Pour la plupart des spécialistes de la Corée du Nord, Kim Jong-un sort jusqu’ici gagnant de ce bras de fer. Il parvient à se hisser au même niveau que le président américain et fait de facto reconnaître son pays comme puissance nucléaire. Dans le Washington Post, Robert Carlin, un ancien de la CIA, ose la comparaison avec un célèbre dessin animé: Kim Jong-un est dans la posture de Bip Bip, l’oiseau rapide et farceur échappant à tout bout de champ au Coyote Trump, qui ne parvient pas à le neutraliser.

La Suisse évoquée comme possible lieu de rencontre

La plupart des pays ont salué les «progrès» amorcés. Le premier ministre japonais est resté plus ferme en assurant que Tokyo et Washington continueraient à exercer une «pression maximale» pour que la Corée du Nord adopte des mesures concrètes de dénucléarisation.

Sans surprise, la Suisse est évoquée comme lieu de rencontre possible. Kim Jong-un y a été scolarisé. Le Département fédéral des affaires étrangères reste prudent et se contente de dire, comme il l’a déjà fait par le passé, «être en contact avec toutes les parties impliquées», en rappelant sa disponibilité à participer aux efforts de paix. «Les bons offices de la Suisse sont bien connus.

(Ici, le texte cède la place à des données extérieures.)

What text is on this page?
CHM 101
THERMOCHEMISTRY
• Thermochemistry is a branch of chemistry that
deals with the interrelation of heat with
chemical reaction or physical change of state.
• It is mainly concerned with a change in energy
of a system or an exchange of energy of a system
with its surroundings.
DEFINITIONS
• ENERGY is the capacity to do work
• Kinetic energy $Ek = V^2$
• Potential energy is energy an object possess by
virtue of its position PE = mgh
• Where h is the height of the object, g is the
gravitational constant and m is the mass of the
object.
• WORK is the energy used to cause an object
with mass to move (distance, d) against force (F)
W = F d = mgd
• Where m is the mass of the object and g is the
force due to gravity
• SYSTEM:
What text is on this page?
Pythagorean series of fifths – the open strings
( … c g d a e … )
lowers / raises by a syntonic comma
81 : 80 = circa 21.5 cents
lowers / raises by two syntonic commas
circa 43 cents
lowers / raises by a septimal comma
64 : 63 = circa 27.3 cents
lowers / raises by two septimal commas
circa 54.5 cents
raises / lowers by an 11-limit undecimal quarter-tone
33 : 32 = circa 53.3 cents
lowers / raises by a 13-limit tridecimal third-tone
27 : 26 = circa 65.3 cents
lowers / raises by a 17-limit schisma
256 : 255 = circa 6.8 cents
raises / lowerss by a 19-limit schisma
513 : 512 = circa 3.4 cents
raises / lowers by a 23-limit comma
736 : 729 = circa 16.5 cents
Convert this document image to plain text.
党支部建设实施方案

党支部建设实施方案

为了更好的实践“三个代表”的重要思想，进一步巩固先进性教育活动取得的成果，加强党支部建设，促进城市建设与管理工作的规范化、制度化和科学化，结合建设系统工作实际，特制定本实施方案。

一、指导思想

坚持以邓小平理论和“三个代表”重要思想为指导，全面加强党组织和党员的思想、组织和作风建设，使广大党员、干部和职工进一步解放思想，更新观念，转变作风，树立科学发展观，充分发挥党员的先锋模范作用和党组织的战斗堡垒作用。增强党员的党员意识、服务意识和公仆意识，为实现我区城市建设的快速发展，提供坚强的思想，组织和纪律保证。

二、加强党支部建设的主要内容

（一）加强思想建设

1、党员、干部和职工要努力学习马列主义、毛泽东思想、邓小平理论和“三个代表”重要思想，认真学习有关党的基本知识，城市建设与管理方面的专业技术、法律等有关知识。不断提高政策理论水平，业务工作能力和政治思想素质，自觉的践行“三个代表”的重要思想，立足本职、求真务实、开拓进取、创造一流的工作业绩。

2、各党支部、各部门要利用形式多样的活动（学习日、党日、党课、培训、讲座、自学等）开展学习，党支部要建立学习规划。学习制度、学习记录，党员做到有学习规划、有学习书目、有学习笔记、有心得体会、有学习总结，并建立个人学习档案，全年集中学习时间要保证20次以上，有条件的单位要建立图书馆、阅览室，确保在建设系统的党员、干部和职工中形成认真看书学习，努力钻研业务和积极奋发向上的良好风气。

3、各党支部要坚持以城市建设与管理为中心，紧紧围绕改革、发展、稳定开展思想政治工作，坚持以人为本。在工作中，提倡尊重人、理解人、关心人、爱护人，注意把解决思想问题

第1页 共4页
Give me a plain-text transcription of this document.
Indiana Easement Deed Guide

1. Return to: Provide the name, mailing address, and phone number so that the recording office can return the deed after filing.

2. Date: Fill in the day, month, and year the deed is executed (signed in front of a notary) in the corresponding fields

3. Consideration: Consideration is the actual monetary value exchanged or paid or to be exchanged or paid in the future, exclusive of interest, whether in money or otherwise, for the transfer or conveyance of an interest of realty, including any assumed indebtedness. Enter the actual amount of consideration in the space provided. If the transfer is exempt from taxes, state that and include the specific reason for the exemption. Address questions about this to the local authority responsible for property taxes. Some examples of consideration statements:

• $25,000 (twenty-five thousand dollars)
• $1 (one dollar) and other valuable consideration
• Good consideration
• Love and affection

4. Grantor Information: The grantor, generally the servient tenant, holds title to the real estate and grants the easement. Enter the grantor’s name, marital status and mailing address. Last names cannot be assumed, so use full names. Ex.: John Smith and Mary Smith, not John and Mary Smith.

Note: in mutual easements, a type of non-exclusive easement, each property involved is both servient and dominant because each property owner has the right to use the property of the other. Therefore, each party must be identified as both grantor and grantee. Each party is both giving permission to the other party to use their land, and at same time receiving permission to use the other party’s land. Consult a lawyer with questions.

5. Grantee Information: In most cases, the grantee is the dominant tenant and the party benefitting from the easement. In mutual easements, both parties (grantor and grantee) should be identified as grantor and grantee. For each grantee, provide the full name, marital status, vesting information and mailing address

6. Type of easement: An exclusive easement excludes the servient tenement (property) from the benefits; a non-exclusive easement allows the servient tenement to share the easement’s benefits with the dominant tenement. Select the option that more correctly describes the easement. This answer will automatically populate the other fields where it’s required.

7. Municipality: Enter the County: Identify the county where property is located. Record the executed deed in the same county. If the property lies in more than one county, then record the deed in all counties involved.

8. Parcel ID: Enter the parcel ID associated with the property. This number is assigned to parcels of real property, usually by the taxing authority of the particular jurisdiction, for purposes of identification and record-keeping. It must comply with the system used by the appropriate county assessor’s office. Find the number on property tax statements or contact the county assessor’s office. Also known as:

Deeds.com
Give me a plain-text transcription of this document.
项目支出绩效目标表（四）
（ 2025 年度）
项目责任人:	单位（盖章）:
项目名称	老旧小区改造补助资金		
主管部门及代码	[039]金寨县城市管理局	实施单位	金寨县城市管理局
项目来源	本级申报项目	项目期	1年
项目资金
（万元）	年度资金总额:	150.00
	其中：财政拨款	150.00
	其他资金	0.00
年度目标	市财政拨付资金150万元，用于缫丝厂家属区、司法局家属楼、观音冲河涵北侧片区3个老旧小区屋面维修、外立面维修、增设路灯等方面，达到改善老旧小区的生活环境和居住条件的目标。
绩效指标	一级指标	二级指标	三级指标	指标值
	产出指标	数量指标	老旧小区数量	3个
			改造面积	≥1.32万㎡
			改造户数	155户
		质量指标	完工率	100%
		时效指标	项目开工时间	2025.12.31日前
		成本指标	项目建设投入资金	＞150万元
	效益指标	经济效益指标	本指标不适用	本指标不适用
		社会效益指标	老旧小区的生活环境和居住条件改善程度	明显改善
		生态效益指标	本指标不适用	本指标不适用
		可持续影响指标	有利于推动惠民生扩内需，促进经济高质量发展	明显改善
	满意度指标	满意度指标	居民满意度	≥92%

Il est du ressort des parties impliquées de décider si, quand et où elles souhaitent tenir leurs discussions», relève prudemment Michael Maccabez, porte-parole de l’ambassade de Suisse à Washington. La Suisse a-t-elle réitéré l’offre depuis l’annonce de la tenue du sommet jeudi soir? Pas de réponse.

Contexte défavorable

Si la rencontre a vraiment lieu, et si elle est couronnée de succès, Donald Trump pourrait se glorifier d’une victoire diplomatique. Mais il prend pour l’instant des risques dans un contexte défavorable en raison des tensions dans son entourage et parmi les personnes censées le conseiller. L’organisation d’un tel sommet ne s’improvise pas. Elle promet des jours agités et des nuits blanches au sein du Secrétariat d’Etat, toujours passablement déplumé et dirigé par un ministre des Affaires étrangères, Rex Tillerson, régulièrement marginalisé et humilié par Donald Trump. L’impréparation du président dans des dossiers de politique étrangère cruciaux et complexes est régulièrement relevée. Le départ, fin février, de Joe Yun, le représentant spécial du Département d’Etat pour la Corée du Nord, un partisan du dialogue, tombe au plus mauvais moment. Les Etats-Unis n’ont par ailleurs toujours pas d’ambassadeur en Corée du Sud.